Elderly dogs are also less able to cope with extremes of temperature. During the hottest days they must be kept in the coolest areas .... airconditioning is greatly appreciated by dogs as well as people! In the winter they require a warm, draught and damp free area, preferably up off cold surfaces such as concrete, and devices like hammock style beds are excellent but even a wooden pallet from a packing crate suffices.

Regular, gentle exercise is vitally important to retain muscle tone and to stimulate heart and lungs. A 15 minute walk once or twice a day is ideal but be sure not to walk them until they tire.

Grooming is also important, paying particular attention to removing any food or excreta adhering to the fur.
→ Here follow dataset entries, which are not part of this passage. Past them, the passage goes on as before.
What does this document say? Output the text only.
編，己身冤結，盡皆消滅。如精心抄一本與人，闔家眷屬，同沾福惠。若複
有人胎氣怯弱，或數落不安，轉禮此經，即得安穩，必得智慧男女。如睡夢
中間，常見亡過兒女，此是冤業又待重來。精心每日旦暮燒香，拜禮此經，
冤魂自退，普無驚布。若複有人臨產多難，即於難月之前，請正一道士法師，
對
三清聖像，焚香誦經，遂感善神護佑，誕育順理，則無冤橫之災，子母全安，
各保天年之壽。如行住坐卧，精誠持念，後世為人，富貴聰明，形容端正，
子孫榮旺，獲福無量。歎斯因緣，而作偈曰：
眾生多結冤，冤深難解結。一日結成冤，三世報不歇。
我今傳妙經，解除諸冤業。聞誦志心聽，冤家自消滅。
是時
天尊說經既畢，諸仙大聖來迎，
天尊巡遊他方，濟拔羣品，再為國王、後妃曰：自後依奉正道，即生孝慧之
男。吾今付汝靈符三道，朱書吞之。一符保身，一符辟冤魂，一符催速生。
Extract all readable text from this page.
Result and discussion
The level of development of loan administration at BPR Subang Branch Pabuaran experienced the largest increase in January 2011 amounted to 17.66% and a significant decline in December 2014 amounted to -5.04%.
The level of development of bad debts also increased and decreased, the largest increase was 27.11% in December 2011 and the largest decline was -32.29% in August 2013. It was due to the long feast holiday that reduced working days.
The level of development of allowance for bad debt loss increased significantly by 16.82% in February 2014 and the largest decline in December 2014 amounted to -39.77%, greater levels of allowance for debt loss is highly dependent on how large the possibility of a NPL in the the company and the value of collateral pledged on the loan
This is an ideal opportunity to check for any unusual lumps or bumps, parasites or pressure sores.

Any skin problems should also be noted and reported to your vet at the next visit, which should be more frequent as your best friend ages .... at least twice a year.

Reduced activity may mean that the dog's nails are not worn down and these may require cutting more often as if left to grow they will make walking more difficult. This is best carried out by your vet as special implements are necessary and experience is essential to ensure the nails are not made to bleed which happens more readily the longer the nails become.

Older animals often suffer from a loss of bladder tone. Dogs generally urinate more frequently with age and it is important that you are sensitive to these needs allowing them free access to the backyard. Females in particular may suffer from excoriation as a result of urinary incontinence and this may require routine attention and on-going treatment to address the cause.

The general decline in health experienced with age is something we all have to deal with and regular examinations of your best friend by your local vet are an essential part of supporting the older animal as indeed it is with ourselves.

Routine checks at least every 6 months are recommended to ensure your pet enjoys a comfortable life into his/her older years.